Esa noche Keops sólo bebió agua y comió fruta, higos y dátiles, además de pan; luego se dispuso a meditar. Pero pese a sus esfuerzos, pese a la tensión de su mente, no supo cómo profundizar en las enseñanzas sobre el Fénix, no obtuvo lección alguna, salvo que el mundo era diferente de las apariencias que adoptaba, y por lo tanto los sentidos del hombre no le revelaban la realidad en todo su esplendor, y que el alma humana, a la que los egipcios llamaban el ba, era inmortal. Pero esto se lo habían asegurado ya en la Casa de Vida, y también en otras partes, aunque se dijera que sólo tenían derecho a la inmortalidad el rey y aquellos a quienes éste concedía una tumba junto a la suya, sus parientes, sus Amigos, algo que Filitis había rebatido magníficamente. Pero hacía ya mucho tiempo que reflexionaba sobre esta cuestión y no podía admitir que el ba del rey fuese inmortal y que, por el poder mágico de su tumba, pudiera conceder la inmortalidad a quienes eran enterrados en su vecindad. Pues él, hijo de rey, príncipe heredero, destinado a reinar algún día, no se sentía distinto de los demás mortales, tenía dudas sobre su propia inmortalidad, a pesar de todo lo que pudieran decirle.

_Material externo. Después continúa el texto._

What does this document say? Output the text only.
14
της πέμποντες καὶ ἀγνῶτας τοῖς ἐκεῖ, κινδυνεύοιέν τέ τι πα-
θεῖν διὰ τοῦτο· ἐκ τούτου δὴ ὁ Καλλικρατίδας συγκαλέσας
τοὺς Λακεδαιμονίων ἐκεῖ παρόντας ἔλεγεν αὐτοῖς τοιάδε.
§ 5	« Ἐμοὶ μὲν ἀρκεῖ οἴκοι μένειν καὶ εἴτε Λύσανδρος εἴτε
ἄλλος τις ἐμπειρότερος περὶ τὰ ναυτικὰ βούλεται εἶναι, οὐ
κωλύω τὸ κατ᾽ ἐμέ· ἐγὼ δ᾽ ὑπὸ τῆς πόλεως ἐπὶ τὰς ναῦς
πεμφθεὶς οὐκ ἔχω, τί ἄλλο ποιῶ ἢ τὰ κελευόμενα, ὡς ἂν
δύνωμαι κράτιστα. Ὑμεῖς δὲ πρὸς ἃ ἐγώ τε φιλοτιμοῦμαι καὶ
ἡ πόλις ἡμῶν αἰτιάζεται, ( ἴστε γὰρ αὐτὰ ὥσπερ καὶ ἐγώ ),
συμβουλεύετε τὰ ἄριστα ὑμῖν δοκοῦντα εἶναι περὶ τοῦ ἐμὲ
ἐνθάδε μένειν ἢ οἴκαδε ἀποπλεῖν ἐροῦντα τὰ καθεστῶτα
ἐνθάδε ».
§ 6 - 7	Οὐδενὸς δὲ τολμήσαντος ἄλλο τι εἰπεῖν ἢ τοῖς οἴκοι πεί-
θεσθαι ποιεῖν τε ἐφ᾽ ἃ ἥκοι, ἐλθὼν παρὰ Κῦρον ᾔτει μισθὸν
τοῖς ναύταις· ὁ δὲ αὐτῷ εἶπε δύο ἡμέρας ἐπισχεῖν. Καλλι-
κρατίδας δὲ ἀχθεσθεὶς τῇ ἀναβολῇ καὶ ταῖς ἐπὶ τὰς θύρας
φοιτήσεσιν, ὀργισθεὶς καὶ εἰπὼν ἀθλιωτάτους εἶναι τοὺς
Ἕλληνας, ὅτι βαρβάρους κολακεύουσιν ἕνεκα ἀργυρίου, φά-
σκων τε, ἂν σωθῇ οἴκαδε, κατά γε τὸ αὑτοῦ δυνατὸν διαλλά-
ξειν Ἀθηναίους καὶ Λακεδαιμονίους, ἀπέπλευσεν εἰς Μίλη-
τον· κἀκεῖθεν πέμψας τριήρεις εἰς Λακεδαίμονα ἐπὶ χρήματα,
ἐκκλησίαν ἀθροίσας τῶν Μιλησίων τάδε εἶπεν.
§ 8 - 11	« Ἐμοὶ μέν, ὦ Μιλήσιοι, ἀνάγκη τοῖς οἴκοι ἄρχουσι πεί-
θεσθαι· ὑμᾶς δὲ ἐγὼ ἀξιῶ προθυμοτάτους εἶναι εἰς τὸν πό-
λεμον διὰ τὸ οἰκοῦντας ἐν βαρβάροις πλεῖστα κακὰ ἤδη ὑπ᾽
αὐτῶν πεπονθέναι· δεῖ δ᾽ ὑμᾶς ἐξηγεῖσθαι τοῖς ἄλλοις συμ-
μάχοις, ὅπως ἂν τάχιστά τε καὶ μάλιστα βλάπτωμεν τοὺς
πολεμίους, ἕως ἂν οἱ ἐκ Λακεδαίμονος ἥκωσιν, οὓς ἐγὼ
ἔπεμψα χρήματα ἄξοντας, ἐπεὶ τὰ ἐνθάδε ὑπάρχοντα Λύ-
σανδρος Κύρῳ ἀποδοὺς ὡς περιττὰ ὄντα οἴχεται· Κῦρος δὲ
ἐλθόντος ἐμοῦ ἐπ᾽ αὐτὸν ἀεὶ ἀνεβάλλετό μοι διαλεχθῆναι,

Y el lugar de origen del Fénix, ¿no sería Heliópolis, puesto que el Gran Vidente le había dicho que había brotado de la noche de los tiempos? ¿Qué significado tenía el País del Dios, dónde estaba, si no era hacia el Punt, y por qué el Fénix había abandonado el lugar sagrado de su nacimiento y se había refugiado allí para vivir durante quinientos años? ¿Qué entendía Benu por la Noche de los Tiempos? ¿Qué era la Noche de los Tiempos? ¿Acaso la época del caos antes de que el dios crease el mundo, cuando sólo reinaban las tinieblas sobre el Nun, las aguas primordiales extendidas por el universo, la materia informe no modelada todavía, no ordenada todavía por el Creador?
Se planteaba estas cuestiones sin poder darles respuesta. Pero debía tener paciencia y no interrogar a este respecto al Gran Vidente, que antes de separarse le había dicho que debía escuchar sin hacer preguntas, buscar en su interior las respuestas esperadas.